Recent talks with Chinese ended last week with the
feeling that we have gained little ground. And with good reason. Only the US sees the
growing trade deficits and the dollar-Yuan peg as a problem of growing
importance.
The Chinese general/philosopher Sun
Tzu once wrote “. . . If you know the enemy
and know yourself, your victory will not stand in doubt, if you know Heaven
and know Earth, you may make your victory complete”. He seemed to be
offering rather pointed advice several thousand years removed on how
negotiations with the US should proceed.
The topics on the table are important, at least to the US negotiators.
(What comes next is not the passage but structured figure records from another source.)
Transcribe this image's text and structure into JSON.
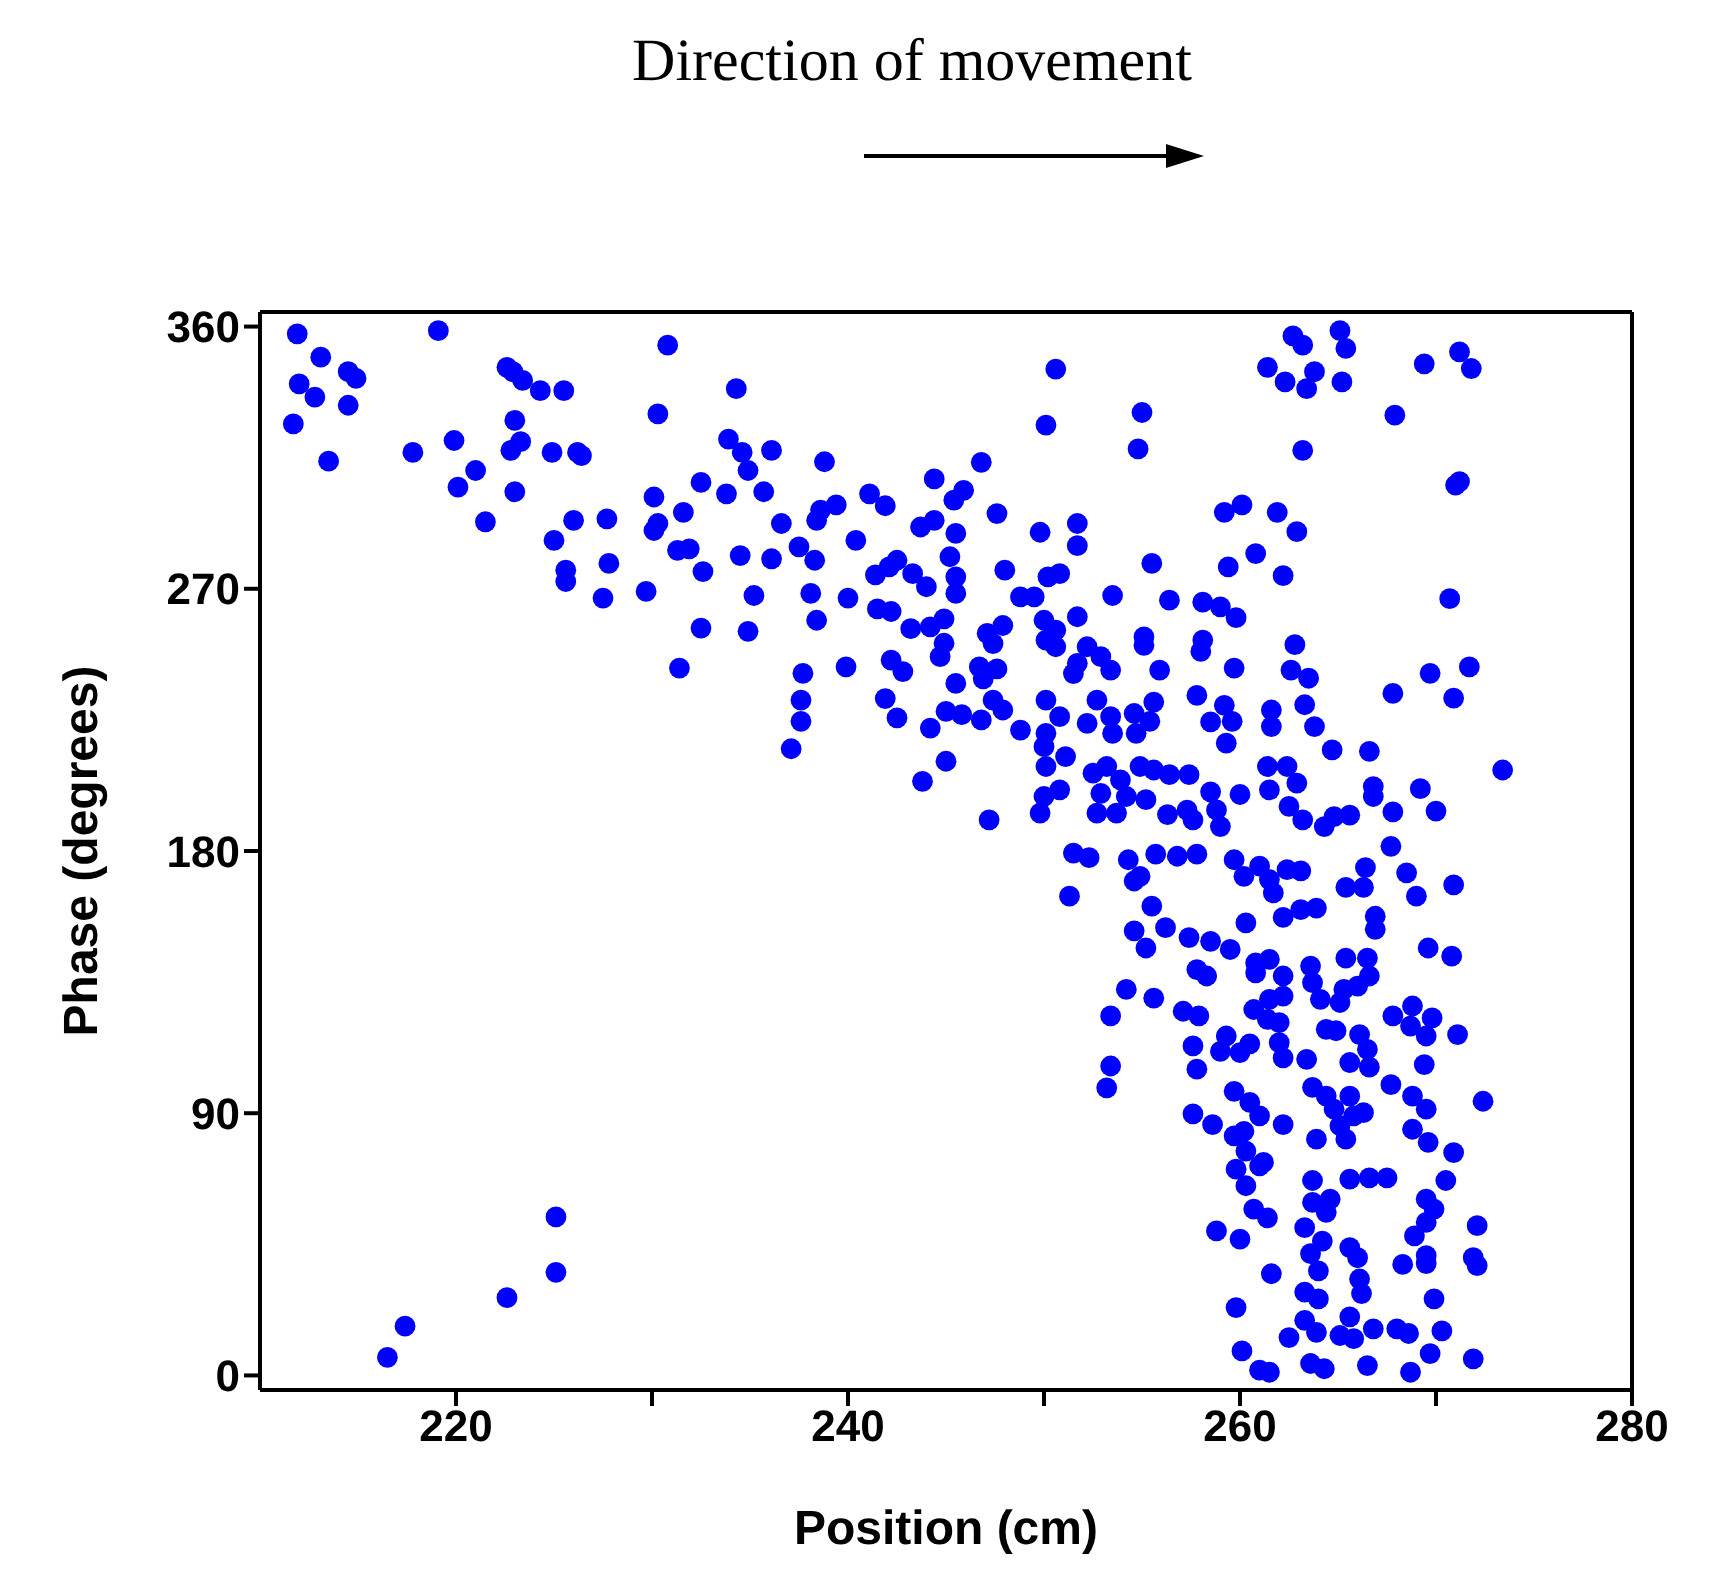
{
  "chart_data": {
    "type": "scatter",
    "title": "Direction of movement",
    "xlabel": "Position (cm)",
    "ylabel": "Phase (degrees)",
    "xlim": [
      210,
      280
    ],
    "ylim": [
      -5,
      365
    ],
    "xticks": [
      220,
      {
        "value": 230,
        "label": null
      },
      240,
      {
        "value": 250,
        "label": null
      },
      260,
      {
        "value": 270,
        "label": null
      },
      280
    ],
    "yticks": [
      0,
      90,
      180,
      270,
      360
    ],
    "marker": "circle",
    "series": [
      {
        "color": "#0000ff",
        "x": [
          211.9,
          213.1,
          212.0,
          212.8,
          214.5,
          214.9,
          214.5,
          211.7,
          213.5,
          219.1,
          217.8,
          219.9,
          221.0,
          220.1,
          221.5,
          222.6,
          222.9,
          223.4,
          224.3,
          225.5,
          223.0,
          223.3,
          222.8,
          223.0,
          224.9,
          226.2,
          226.4,
          225.0,
          226.0,
          227.7,
          225.6,
          225.6,
          227.8,
          227.5,
          229.7,
          230.1,
          230.3,
          230.8,
          230.1,
          230.3,
          231.6,
          231.3,
          231.9,
          232.6,
          231.4,
          232.5,
          232.5,
          233.8,
          234.3,
          233.9,
          234.6,
          234.9,
          235.7,
          236.1,
          234.5,
          235.2,
          234.9,
          236.6,
          236.1,
          237.5,
          238.3,
          238.1,
          238.4,
          237.7,
          237.6,
          237.6,
          237.1,
          238.8,
          239.4,
          238.4,
          238.6,
          240.4,
          239.9,
          240.0,
          241.1,
          241.9,
          241.4,
          242.1,
          242.5,
          241.5,
          242.2,
          243.2,
          242.2,
          242.8,
          241.9,
          242.5,
          243.8,
          244.2,
          245.0,
          243.3,
          244.0,
          243.7,
          244.4,
          244.4,
          245.4,
          245.9,
          245.5,
          245.2,
          245.5,
          245.5,
          244.9,
          244.2,
          244.9,
          244.7,
          245.5,
          245.0,
          245.8,
          250.6,
          250.1,
          255.0,
          254.8,
          246.8,
          247.6,
          249.8,
          251.7,
          251.7,
          248.0,
          250.2,
          250.8,
          253.5,
          256.4,
          255.5,
          248.8,
          249.5,
          250.0,
          250.6,
          251.7,
          247.9,
          247.1,
          247.4,
          250.1,
          250.6,
          252.2,
          252.9,
          253.4,
          251.7,
          251.5,
          255.1,
          255.1,
          255.9,
          246.7,
          247.6,
          246.9,
          247.4,
          247.9,
          248.8,
          250.1,
          250.8,
          250.1,
          250.0,
          250.1,
          250.0,
          249.8,
          250.8,
          247.2,
          252.2,
          252.7,
          253.4,
          253.5,
          254.6,
          254.7,
          255.4,
          255.6,
          251.1,
          252.5,
          252.9,
          252.7,
          253.2,
          253.9,
          254.2,
          253.7,
          254.9,
          255.6,
          256.4,
          255.2,
          256.3,
          257.4,
          257.3,
          257.6,
          258.5,
          258.8,
          259.0,
          260.0,
          257.8,
          258.1,
          258.0,
          258.1,
          259.0,
          259.8,
          259.7,
          258.5,
          259.2,
          259.6,
          259.3,
          259.4,
          259.2,
          260.1,
          260.8,
          261.9,
          262.9,
          262.2,
          261.6,
          261.6,
          262.6,
          262.8,
          263.3,
          263.5,
          263.8,
          264.7,
          266.6,
          261.4,
          261.5,
          262.4,
          262.9,
          262.5,
          263.2,
          264.3,
          264.8,
          265.6,
          266.8,
          266.8,
          267.8,
          269.2,
          270.0,
          267.8,
          269.7,
          270.9,
          271.7,
          270.7,
          273.4,
          267.7,
          261.4,
          262.3,
          262.7,
          263.2,
          263.8,
          263.4,
          265.1,
          265.4,
          265.2,
          263.2,
          267.9,
          269.4,
          271.2,
          271.8,
          271.0,
          271.2,
          246.8,
          251.3,
          251.5,
          252.3,
          254.3,
          254.9,
          254.6,
          255.7,
          256.8,
          257.8,
          255.5,
          254.6,
          255.2,
          256.2,
          257.4,
          258.5,
          259.5,
          257.8,
          258.3,
          254.2,
          255.6,
          253.4,
          257.1,
          257.9,
          257.6,
          257.8,
          253.4,
          253.2,
          259.7,
          260.2,
          261.0,
          261.5,
          261.7,
          262.4,
          263.1,
          262.2,
          263.1,
          263.9,
          260.3,
          260.8,
          261.5,
          260.8,
          262.2,
          262.2,
          261.5,
          260.7,
          261.4,
          262.0,
          259.3,
          259.0,
          260.0,
          260.5,
          262.0,
          262.2,
          263.4,
          263.6,
          263.7,
          264.1,
          265.1,
          265.4,
          266.5,
          266.6,
          266.0,
          265.3,
          264.4,
          264.9,
          266.1,
          266.5,
          265.6,
          266.6,
          266.4,
          265.4,
          266.3,
          266.9,
          266.9,
          268.5,
          269.0,
          270.9,
          269.6,
          270.8,
          267.8,
          268.8,
          268.7,
          269.8,
          269.5,
          271.1,
          269.4,
          267.7,
          259.7,
          260.5,
          261.0,
          257.6,
          258.6,
          259.7,
          260.2,
          262.2,
          263.7,
          264.4,
          264.8,
          265.6,
          265.8,
          266.3,
          265.1,
          265.4,
          263.9,
          268.8,
          269.5,
          268.8,
          269.6,
          270.9,
          272.4,
          260.3,
          261.2,
          259.8,
          260.3,
          261.0,
          263.7,
          263.7,
          264.6,
          264.4,
          265.6,
          266.6,
          267.5,
          270.5,
          269.5,
          269.9,
          269.5,
          268.9,
          272.1,
          260.7,
          261.4,
          258.8,
          260.0,
          263.3,
          264.2,
          263.6,
          264.0,
          265.6,
          266.0,
          266.1,
          266.2,
          261.6,
          268.3,
          269.5,
          269.5,
          271.9,
          272.1,
          269.9,
          263.3,
          264.0,
          259.8,
          263.3,
          263.9,
          262.5,
          265.6,
          265.1,
          265.8,
          266.8,
          268.0,
          268.6,
          270.3,
          260.1,
          261.0,
          261.5,
          263.6,
          264.3,
          266.5,
          268.7,
          269.7,
          271.9,
          216.5,
          217.4,
          222.6,
          225.1,
          225.1
        ],
        "values": [
          357.5,
          349.5,
          340.3,
          335.8,
          344.5,
          342.2,
          333,
          326.6,
          313.8,
          358.6,
          316.8,
          320.9,
          310.6,
          304.9,
          293,
          346,
          344.5,
          341.5,
          338,
          338,
          327.8,
          320.5,
          317.5,
          303.3,
          316.8,
          316.8,
          315.7,
          286.6,
          293.5,
          294,
          276.4,
          272.5,
          278.7,
          266.8,
          269.1,
          301.5,
          330,
          353.6,
          290,
          292.4,
          296.2,
          283.2,
          283.7,
          275.9,
          242.8,
          256.5,
          306.5,
          302.6,
          338.7,
          321.4,
          316.8,
          310.6,
          303.3,
          317.5,
          281.4,
          267.7,
          255.4,
          292.4,
          280.3,
          284.4,
          279.8,
          268.4,
          259.2,
          241,
          231.8,
          224.5,
          215.1,
          313.6,
          298.8,
          293.5,
          297,
          286.6,
          243.2,
          266.8,
          302.6,
          298.5,
          274.8,
          277.5,
          279.8,
          263.1,
          262.2,
          256.3,
          245.5,
          241.6,
          232.3,
          225.7,
          203.9,
          222.2,
          210.8,
          275.2,
          270.7,
          291.2,
          293.5,
          307.7,
          300.4,
          303.8,
          289,
          281,
          274.1,
          268.4,
          259.7,
          256.9,
          251.3,
          246.7,
          237.5,
          227.9,
          226.8,
          345.4,
          326.2,
          330.5,
          318,
          313.4,
          295.8,
          289.4,
          292.4,
          284.8,
          276.4,
          274.1,
          275.2,
          267.7,
          266.1,
          278.7,
          267.2,
          267.2,
          259.2,
          255.8,
          260.4,
          257.4,
          254.7,
          251.2,
          252.4,
          250.1,
          250.1,
          246.7,
          242.1,
          244.4,
          240.9,
          253.5,
          250.6,
          242.1,
          243.2,
          242.5,
          239.1,
          231.8,
          228.4,
          221.5,
          231.8,
          226.1,
          220.4,
          215.8,
          209,
          198.7,
          193,
          201,
          190.7,
          223.8,
          231.8,
          226.1,
          220.4,
          227.2,
          220.4,
          224.5,
          231.1,
          212.4,
          206.7,
          199.8,
          193,
          209,
          204.4,
          198.7,
          193,
          209,
          207.8,
          206.2,
          197.6,
          192.5,
          206.2,
          194,
          190.7,
          200.3,
          194.1,
          188.4,
          199.4,
          233.4,
          252.4,
          248.5,
          265.4,
          263.8,
          260.1,
          242.8,
          224.3,
          230,
          224.5,
          217,
          277.5,
          296.2,
          298.8,
          282.1,
          296.2,
          289.6,
          274.5,
          228.4,
          222.7,
          242.1,
          250.8,
          230.2,
          239.3,
          222.7,
          214.7,
          214.2,
          209,
          201,
          209,
          203.3,
          195.3,
          190.7,
          188.4,
          191.8,
          192.3,
          202.1,
          198.7,
          193.4,
          201.4,
          193.7,
          234.1,
          241,
          232.5,
          243.2,
          266.6,
          207.8,
          181.6,
          346,
          341,
          356.8,
          353.6,
          344.5,
          338.7,
          358.6,
          352.5,
          341,
          317.5,
          329.6,
          347.2,
          351.3,
          345.6,
          305.6,
          306.8,
          225,
          164.5,
          179.3,
          177.7,
          177,
          171.3,
          169.7,
          178.9,
          178.2,
          178.9,
          161.1,
          152.6,
          146.7,
          153.7,
          150.3,
          149,
          146.2,
          139.3,
          137.1,
          132.5,
          129.5,
          123.4,
          125,
          123.4,
          113.1,
          105.1,
          106.2,
          98.7,
          177,
          171.3,
          174.8,
          170.2,
          165.6,
          173.6,
          173.2,
          157.2,
          159.9,
          160.4,
          155.3,
          141.6,
          142.8,
          138.2,
          137.1,
          130.2,
          129.1,
          125.6,
          122.2,
          121.1,
          116.5,
          111.2,
          110.8,
          113.8,
          114.2,
          109,
          108.5,
          140.5,
          134.8,
          129.1,
          128,
          143.2,
          143.2,
          137.1,
          133.6,
          132.5,
          118.8,
          118.3,
          117,
          111.9,
          107.4,
          105.8,
          174.3,
          167.5,
          167.5,
          157.6,
          153.1,
          172.5,
          164.5,
          168.4,
          146.7,
          143.9,
          123.4,
          126.8,
          119.9,
          122.7,
          116.5,
          117,
          106.7,
          99.8,
          97.5,
          93.7,
          89.1,
          89.8,
          86.1,
          82.2,
          83.8,
          86.1,
          98.9,
          95.9,
          91.4,
          95.9,
          89.1,
          90.2,
          85.7,
          81.1,
          81.1,
          95.9,
          91.4,
          84.5,
          80,
          76.5,
          94.1,
          77,
          73.1,
          70.8,
          65.1,
          71.9,
          66.9,
          59.4,
          60.5,
          56,
          67.4,
          67.8,
          67.8,
          66.9,
          60.5,
          57.1,
          52.5,
          47.9,
          51.4,
          57.1,
          54.1,
          49.6,
          46.8,
          50.7,
          46.1,
          41.8,
          35.9,
          43.9,
          40.4,
          33.1,
          28.1,
          34.9,
          38.1,
          41.1,
          38.4,
          40.4,
          37.7,
          26.3,
          28.6,
          26.3,
          23.3,
          18.9,
          14.8,
          13,
          20.1,
          13.7,
          12.6,
          16,
          16,
          14.4,
          15.3,
          8.4,
          1.8,
          1.1,
          4.1,
          2.3,
          3.4,
          1.1,
          7.5,
          5.7,
          6.2,
          16.9,
          26.7,
          35.4,
          54.4
        ]
      }
    ]
  }
}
But the issues seem less so to the Chinese who, represented by Vice Premier
Wu Yi, left both the White House and Congress frustrated by the seeming lack
of interest in the subject.
The US wants the same thing it has always wanted: concessions. The
topics discussed at the most recent meeting by these two global giants have
focused on the tight control the Chinese have kept on the Yuan and the ever
burgeoning trade deficit the US believes is attributable to the perceived
undervalue of that currency.
Congress has made it clear that the situation is not tolerable and
seeks to stem the imbalance by imposing duties on imported goods. This stance
is seen as a vague attempt by the lawmakers to prompt the Chinese to allow
their currency to adjust itself naturally on the open market.
The Yuan however is not the problem. There is no real proof that the
sovereign regulation of a country’s own currency has any impact on the
balance of trade between other nations. The People’s Bank of China
prints money to control short-term interest rates within its borders. These
rates help regulate their economy using them in the same fashion as the
Federal Reserve.
These internal controls have little effect on trade deficits. The
Chinese produce goods and the US buys – often on credit, over $233
billion worth. And this is where the members of Congress see the source of
the problem.
The US
contends that the PBOC prints money for a different purpose. They contend
that the Chinese are using their cheaper currency to buy dollars and then buy
dollar denominated assets. While this may be perceived as trade adverse, the
Chinese and most economists see the problem differently.
It is important to remember that the Chinese view the US as a mature
economy with a banking system with a strong network of banks whose link helps
control the nation’s economic health. This close association allows our
institutions to make risk-adjusted decisions about credit. The Chinese do not
yet have that sort of infrastructure in place. Their meteoric rise in the
global marketplace has exposed some flaws when held against similar banking
structures in other countries. Removing the dollar-Yuan peg will offer little
in the way of an equitable fix especially from the Chinese point of view.
Pushing China to change is largely a waste of time. There are three
reasons for this. China has a low-wage workforce at its disposal comparative
to much more mature economies in the US and Europe. This is one of the most prominent reasons behind
the trade imbalances.
I mention Europe at this
point in the discussion for a good reason. Much to the dissatisfaction of the
US, the Yuan is allowed to float against the Euro. The same type of trade
imbalance exists there as well. If you were to do a side-by-side comparison
over the last ten-years, you would notice that the amount of exports from
China to Europe have grown almost in tandem with the US.
The second reason the US
should drop their zealous effort to fix this currency issue portrays a basic
misunderstanding of where the Chinese are right now. The only link the PBOC
has with the economy has comes with their attempt to regulate is what is
called nominal prices.
Supply and demand regulates
nominal prices by putting pressure on nominal exchange rates. Nominal prices
are described as a monetary unit. When nominal prices are used as the PBOC
does, the math becomes much simpler allowing currencies to be exchanged in a
straightforward manner. Comparative advantage, the US should note, affects
the rest.
And lastly, efforts by
the US to force the Chinese to shift their policies could precipitate a
possible currency collaboration with other Asian nations. This would benefit
China’s smaller neighbors, whose economies are equally immature and
whose labor force may be seen as a threat to the competitive advantage the
Chinese have internationally.
Such Euro like
affiliations would not serve the US interests and would make Congressional
pressures concerning duties and the Treasury department’s repeated
request to float their currency a moot point.